Meta a commencé, ce mardi, à se défendre devant un tribunal fédéral d'Oakland contre les accusations de plusieurs États américains qui lui reprochent d'avoir conçu et présenté Instagram et Facebook de manière trompeuse aux jeunes utilisateurs. Les États réclament, selon un chiffrage provisoire, près de 193 milliards de dollars.
Des accusations de tromperie et de collecte illégale de données
Les procureurs généraux de 29 États, menés par la Californie et trois autres États, poursuivent Meta depuis 2023. Ils accusent le groupe d'avoir minimisé les risques de ses plateformes pour la santé mentale des adolescents, d'avoir favorisé des mécanismes destinés à prolonger leur utilisation et d'avoir collecté des données d'enfants de moins de 13 ans sans consentement parental.
« Meta, l'une des plus grandes et des plus puissantes entreprises au monde, a mené une campagne pour tromper, pour induire en erreur ses utilisateurs, les législateurs, les enseignants et les parents », a déclaré Megan O'Neill, procureure générale adjointe de Californie, lors de l'audience. Pour CBS News, ce procès constitue une étape majeure dans les procédures américaines sur les effets des réseaux sociaux sur les mineurs.
La défense nie toute volonté de dissimulation
La défense rejette en bloc toutes les accusations. « Il n'y a pas de contestation possible sur le fait que Meta a à la fois reconnu que certaines personnes peuvent avoir du mal à gérer leur usage des réseaux sociaux, et cherché à concevoir des outils pour les aider », a plaidé Paul Schmidt, avocat de Meta. L'accusation juge ces dispositifs insuffisants, qualifiant certaines fonctions de « barrières en papier de soie » : seulement 0,2 % des adolescents auraient utilisé l'option « faire une pause ».
Fox Business rappelle que Meta avait tenté, sans succès, de faire rejeter l'affaire avant le procès. Les procureurs s'appuient notamment sur des documents internes dans lesquels des salariés écrivaient que certaines fonctionnalités « exploitent les faiblesses de la psychologie humaine ». Paul Schmidt en donne une lecture inverse : « Ce document a été écrit par des gens dont la mission est de s'assurer que Facebook ne cause aucun préjudice », a-t-il répondu, évoquant des équipes qui « identifient les problèmes et travaillent à les résoudre ».

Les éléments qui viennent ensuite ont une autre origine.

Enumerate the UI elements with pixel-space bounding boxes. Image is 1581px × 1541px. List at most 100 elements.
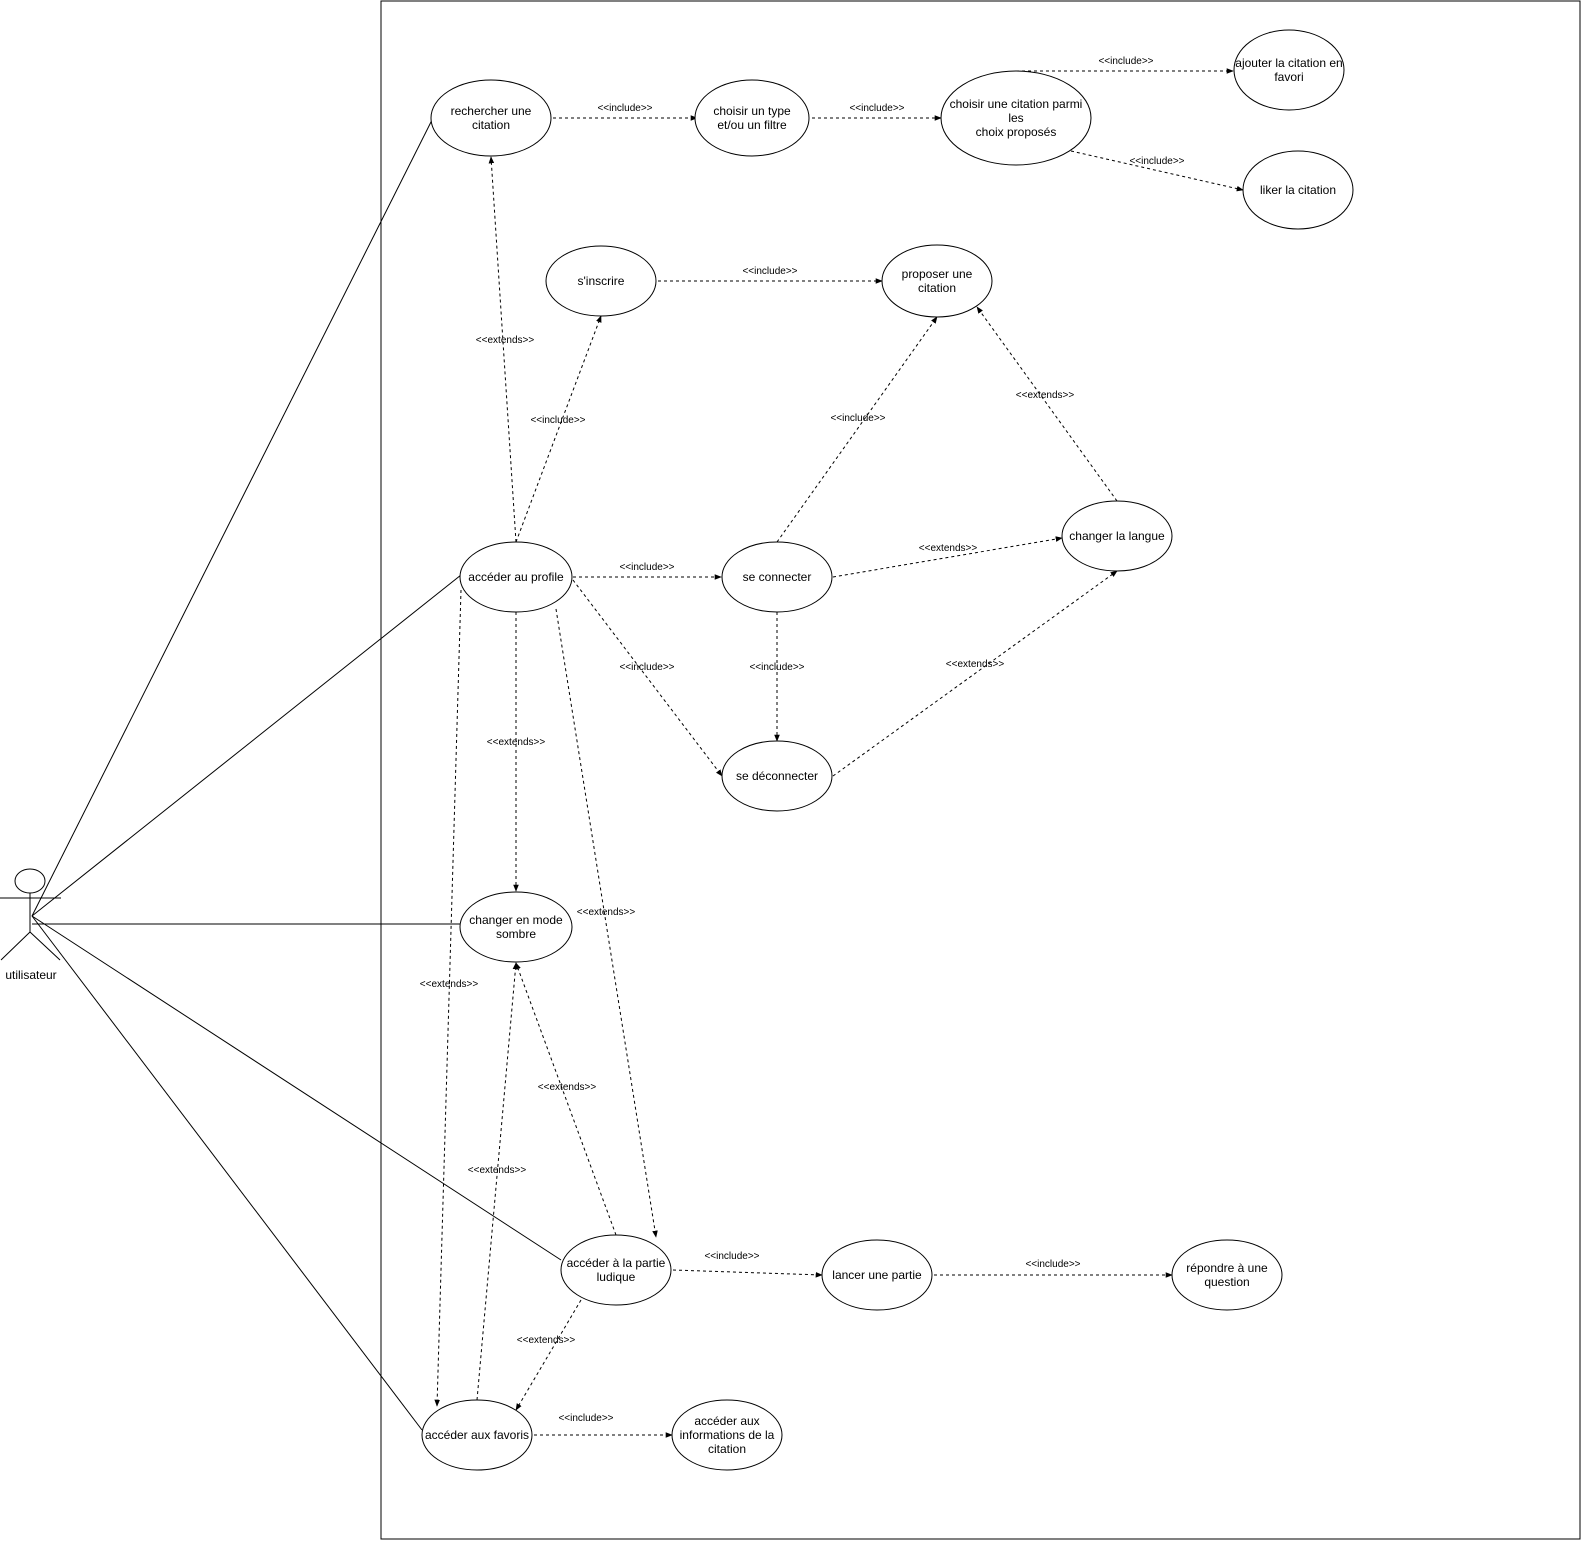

Les filtres esthétiques au cœur des débats
Autre point central : les filtres imitant la chirurgie esthétique. Selon l'accusation, Meta les avait suspendus en 2019 avant de les rétablir malgré des avis d'experts défavorables. La défense affirme au contraire que l'entreprise a pris dix mois pour évaluer les risques et a finalement privilégié la liberté d'expression, faute de données jugées suffisamment solides sur leur dangerosité. L'issue de cette procédure pourrait peser sur la manière dont Facebook et Instagram fonctionnent aux États-Unis, écrit l'agence Reuters.
Verdict consultatif attendu fin septembre
Les huit jurés rendront un verdict consultatif à la fin septembre ou au début octobre, mais la décision finale reviendra à la juge Yvonne Gonzalez Rogers. Arturo Bejar, ancien ingénieur de Meta devenu une figure du combat des familles, a été le premier témoin entendu. Il a décrit la culture de l'entreprise autour du slogan « Bouge vite et fais bouger les lignes ». « Il fallait mettre les produits entre les mains des utilisateurs le plus vite possible ; par conséquent, les considérations de sécurité passaient après », a-t-il dit. Mark Zuckerberg doit également témoigner au cours du procès.